An inelastic state, by contrast, is one which is relatively insensitive to these changes. In an inelastic state, a five-percentage-point change in the national environment might only affect Mr. Obama’s numbers by three percentage points instead. 
Elastic states are those which have a lot of swing voters — that is, voters who could plausibly vote for either party’s candidate. A swing voter is very likely to be an independent voter, since registered Republicans and registered Democrats vote with their party at least 90 percent of the time in most presidential elections. The swing voter is also likely to be devoid of other characteristics that are very strong predictors of voting behavior. For instance, he is unlikely to be African-American, which very strongly predicts Democratic voting. And she is unlikely to be a Southern evangelical, which very strongly predicts Republican voting, at least recently. 
The classic example of an elastic state is New Hampshire. It has a very high percentage of independents, and those voters are also independent-minded in practice. Almost all of New Hampshire’s voters are white, but very few of them are evangelicals, characteristics that roughly balance out (Mr. Obama won about 55 percent of the nonevangelical white vote in 2008). 
A good example of an inelastic state is North Carolina. It has quite a few African-American voters, who are almost sure to vote for Mr. Obama. But it also has plenty of rural white Southerners, many of them evangelical conservatives, who almost certainly won’t. To a lesser extent, it also has some highly educated and very liberal white voters in the Research Triangle, who are also quite likely to be Obama voters. That doesn’t leave very many voters left over. North Carolina is a swing state (or at least it was in 2008), because the coalition of Democratic base voters was quite close in size to the coalition of Republican base voters. But it wasn’t a state with a lot of persuadable voters: it’s the kind of place where elections mostly boil down to turnout, and Mr. Obama — with his considerably stronger ground game — was able to edge out a win there in 2008. ...


In theory, the more elastic the better.

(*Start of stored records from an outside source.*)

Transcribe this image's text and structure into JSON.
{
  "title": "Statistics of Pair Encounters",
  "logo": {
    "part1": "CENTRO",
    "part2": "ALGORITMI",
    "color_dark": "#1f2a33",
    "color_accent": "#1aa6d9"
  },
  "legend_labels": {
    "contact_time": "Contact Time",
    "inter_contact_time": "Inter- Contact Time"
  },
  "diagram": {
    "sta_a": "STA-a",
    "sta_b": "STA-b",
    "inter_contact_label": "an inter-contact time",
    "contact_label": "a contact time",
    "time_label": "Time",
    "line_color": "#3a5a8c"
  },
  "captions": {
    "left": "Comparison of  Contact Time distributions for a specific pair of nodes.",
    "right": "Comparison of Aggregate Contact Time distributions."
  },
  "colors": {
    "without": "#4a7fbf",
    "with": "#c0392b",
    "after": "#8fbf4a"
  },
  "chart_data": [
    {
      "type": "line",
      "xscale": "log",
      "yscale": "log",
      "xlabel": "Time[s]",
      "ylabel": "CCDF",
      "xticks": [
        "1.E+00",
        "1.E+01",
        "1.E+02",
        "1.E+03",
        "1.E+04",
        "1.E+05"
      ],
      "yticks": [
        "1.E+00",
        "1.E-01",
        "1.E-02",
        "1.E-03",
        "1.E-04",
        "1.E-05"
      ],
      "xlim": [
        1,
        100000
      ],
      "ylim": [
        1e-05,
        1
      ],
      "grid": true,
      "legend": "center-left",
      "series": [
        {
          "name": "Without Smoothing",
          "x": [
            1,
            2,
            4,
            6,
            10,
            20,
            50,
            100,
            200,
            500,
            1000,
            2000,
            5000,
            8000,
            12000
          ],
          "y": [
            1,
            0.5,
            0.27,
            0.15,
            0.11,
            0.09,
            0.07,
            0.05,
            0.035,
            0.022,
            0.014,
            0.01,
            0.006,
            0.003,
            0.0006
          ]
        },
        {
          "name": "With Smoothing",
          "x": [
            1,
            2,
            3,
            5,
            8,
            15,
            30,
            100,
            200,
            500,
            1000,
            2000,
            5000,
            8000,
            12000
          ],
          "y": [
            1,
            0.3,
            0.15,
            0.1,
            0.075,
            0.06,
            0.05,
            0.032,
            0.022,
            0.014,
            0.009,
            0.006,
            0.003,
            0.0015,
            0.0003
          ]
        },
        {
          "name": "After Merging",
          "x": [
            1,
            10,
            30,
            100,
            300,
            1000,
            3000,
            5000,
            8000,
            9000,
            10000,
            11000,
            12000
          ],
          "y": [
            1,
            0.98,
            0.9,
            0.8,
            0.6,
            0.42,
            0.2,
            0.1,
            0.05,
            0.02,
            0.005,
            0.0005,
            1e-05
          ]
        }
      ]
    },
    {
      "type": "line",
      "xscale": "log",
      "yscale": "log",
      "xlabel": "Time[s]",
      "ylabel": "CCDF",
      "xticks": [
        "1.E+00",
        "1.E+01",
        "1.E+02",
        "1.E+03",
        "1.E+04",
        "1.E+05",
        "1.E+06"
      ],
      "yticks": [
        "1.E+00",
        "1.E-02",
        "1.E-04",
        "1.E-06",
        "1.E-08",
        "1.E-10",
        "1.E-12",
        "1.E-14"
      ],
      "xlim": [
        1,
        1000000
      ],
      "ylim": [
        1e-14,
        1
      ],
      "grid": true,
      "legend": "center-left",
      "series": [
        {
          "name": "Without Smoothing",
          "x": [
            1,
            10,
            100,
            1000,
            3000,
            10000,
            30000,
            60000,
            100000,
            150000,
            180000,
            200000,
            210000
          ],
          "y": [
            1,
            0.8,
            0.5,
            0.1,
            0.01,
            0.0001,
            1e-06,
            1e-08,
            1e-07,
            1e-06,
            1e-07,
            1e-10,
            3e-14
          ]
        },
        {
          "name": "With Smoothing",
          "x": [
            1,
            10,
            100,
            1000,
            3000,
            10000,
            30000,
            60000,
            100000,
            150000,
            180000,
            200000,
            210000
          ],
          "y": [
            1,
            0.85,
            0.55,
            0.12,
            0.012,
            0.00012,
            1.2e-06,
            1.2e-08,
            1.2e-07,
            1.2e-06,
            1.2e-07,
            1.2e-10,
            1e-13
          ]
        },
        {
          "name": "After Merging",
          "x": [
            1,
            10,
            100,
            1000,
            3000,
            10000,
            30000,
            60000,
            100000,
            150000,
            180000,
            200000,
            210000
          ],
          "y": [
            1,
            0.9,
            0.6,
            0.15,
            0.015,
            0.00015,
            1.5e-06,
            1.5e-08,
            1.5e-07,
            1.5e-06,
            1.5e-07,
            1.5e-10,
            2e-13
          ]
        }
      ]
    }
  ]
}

You'd rather live in a state where citizens will, say, turn against a corrupt politician because he's corrupt rather than hunker down and say he's an SOB but he's our SOB. (Cue Lee Kwan Yew.)

Then Silver estimates elasticity by state, using a complex methodology that I'll take his word for:


Nate Silver's Graph
No surprise, high elasticity states tend to be white states or white/Asian states, with heavily black places being the worst, with Washington D.C. being by far the most SOB-loyal.

On the other hand, Rhode Island is pretty notoriously crooked at the local level. Interestingly, it's the only majority Catholic state in the country.

It would be interesting to try to apply this type of analysis to state and local politics. Washington D.C., which re-elected Marion Barry mayor after he got out of jail, would still be pretty SOB-loyal even compared to other cities.

What about for groups? Which voting demographics are most elastic?